Le comité opérationnel chargé – à l’issue du Grenelle de l’environnement – de travailler sur la performance énergétique des exploitations agricoles a bouclé ses travaux. Deux séries de propositions sont sur la table de Michel Barnier et du gouvernement.
Les 33 comités opérationnels chargés de réfléchir à la mise en œuvre du Grenelle de l’environnement bouclent un à un leurs travaux. C’est le cas du comité « Performance énergétique des exploitations agricoles » piloté par Bernard Layre Ancien président des Jeunes agriculteurs. sous l’autorité du ministre de l’Agriculture Michel Barnier.
Le groupe de travail formule deux séries de propositions : l’une relative au bilan énergétique et aux économies d’énergie, l’autre relative à la production d’énergies renouvelables à la ferme.
Premier chantier : harmoniser les instruments de mesure. Différentes méthodes de diagnostic énergétique des exploitations coexistent en effet. Le comité suggère la mise au point d’un outil commun de diagnostic ou, au minimum, d’un socle général. L’engagement dans une démarche de diagnostic pourrait être, pour un agriculteur, une condition pour bénéficier des dispositifs d’accompagnement (chèques conseils énergie…).

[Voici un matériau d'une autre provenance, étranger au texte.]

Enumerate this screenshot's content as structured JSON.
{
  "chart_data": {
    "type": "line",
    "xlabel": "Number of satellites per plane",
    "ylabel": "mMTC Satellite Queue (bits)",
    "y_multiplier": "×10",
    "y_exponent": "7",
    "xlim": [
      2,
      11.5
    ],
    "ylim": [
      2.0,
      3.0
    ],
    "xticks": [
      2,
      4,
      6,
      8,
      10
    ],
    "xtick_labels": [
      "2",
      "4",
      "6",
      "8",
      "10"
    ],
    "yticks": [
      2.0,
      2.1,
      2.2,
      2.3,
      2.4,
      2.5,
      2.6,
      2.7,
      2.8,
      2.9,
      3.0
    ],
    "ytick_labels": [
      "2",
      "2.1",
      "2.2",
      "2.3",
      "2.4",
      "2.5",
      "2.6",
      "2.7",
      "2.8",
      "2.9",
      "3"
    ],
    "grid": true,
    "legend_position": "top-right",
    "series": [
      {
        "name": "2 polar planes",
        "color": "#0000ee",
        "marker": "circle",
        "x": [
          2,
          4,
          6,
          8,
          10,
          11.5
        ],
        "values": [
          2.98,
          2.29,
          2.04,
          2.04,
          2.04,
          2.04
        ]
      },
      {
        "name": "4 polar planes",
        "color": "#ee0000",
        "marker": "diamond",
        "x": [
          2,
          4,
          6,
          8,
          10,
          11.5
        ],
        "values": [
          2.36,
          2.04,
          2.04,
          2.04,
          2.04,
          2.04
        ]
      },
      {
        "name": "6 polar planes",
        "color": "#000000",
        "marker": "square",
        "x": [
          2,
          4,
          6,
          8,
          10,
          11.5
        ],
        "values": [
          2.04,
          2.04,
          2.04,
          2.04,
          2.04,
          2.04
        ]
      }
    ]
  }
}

Sur le volet machinisme, le réglage des moteurs des tracteurs est clairement désigné comme un poste à améliorer. Le comité propose de faire passer au banc d’essai les moteurs des 500 000 tracteurs dotés d’une puissance supérieure à 80 chevaux, et ce au rythme de 100 000 par an. Pour cela, la mise en service de 120 bancs d’essai est nécessaire (700 visites par banc). Actuellement, les cinq bancs d’essai qui fonctionnent en France assurent 3000 diagnostics par an pour un gain moyen de 1 litre/heure pour chaque moteur révisé.
Définir de nouveaux itinéraires techniques
Concernant les bâtis, le comité constate qu’aucune contrainte particulière n’existe pour la construction de bâtiments neufs qui consomment de l’énergie. Il est donc proposé, à partir d’études en cours (telle celle de l’Institut de l’élevage), de réfléchir à l’adaptation de la norme HQE (haute qualité environnementale) aux bâtiments agricoles. Autre piste : accélérer le dispositif des certificats d’énergie (multiplication des fiches standards pour les pré-refroidisseurs de lait, les récupérateurs de chaleur, l’isolation des bâtiments hors-sols…). Sur le végétal, c’est le développement des légumineuses (captatrices d’azote) et des cultures fourragères qui est mis en avant. Les surfaces en légumineuses ont régressé de 3 millions d’hectare depuis les années 60, rappelle le comité opérationnel. Celui-ci propose de relancer la recherche et l’innovation sur ces filières (mise au point de nouveaux itinéraires techniques), de redéfinir les contrats d’objectifs 2009-2013 dans le cadre du Casdar (compte d’affectation spécial développement agricole et rural), ou de mobiliser des mesures agri-environnementales. La limitation de la consommation des intrants est également évoquée, via la définition de nouveaux itinéraires techniques ou le développement des techniques culturales simplifiées.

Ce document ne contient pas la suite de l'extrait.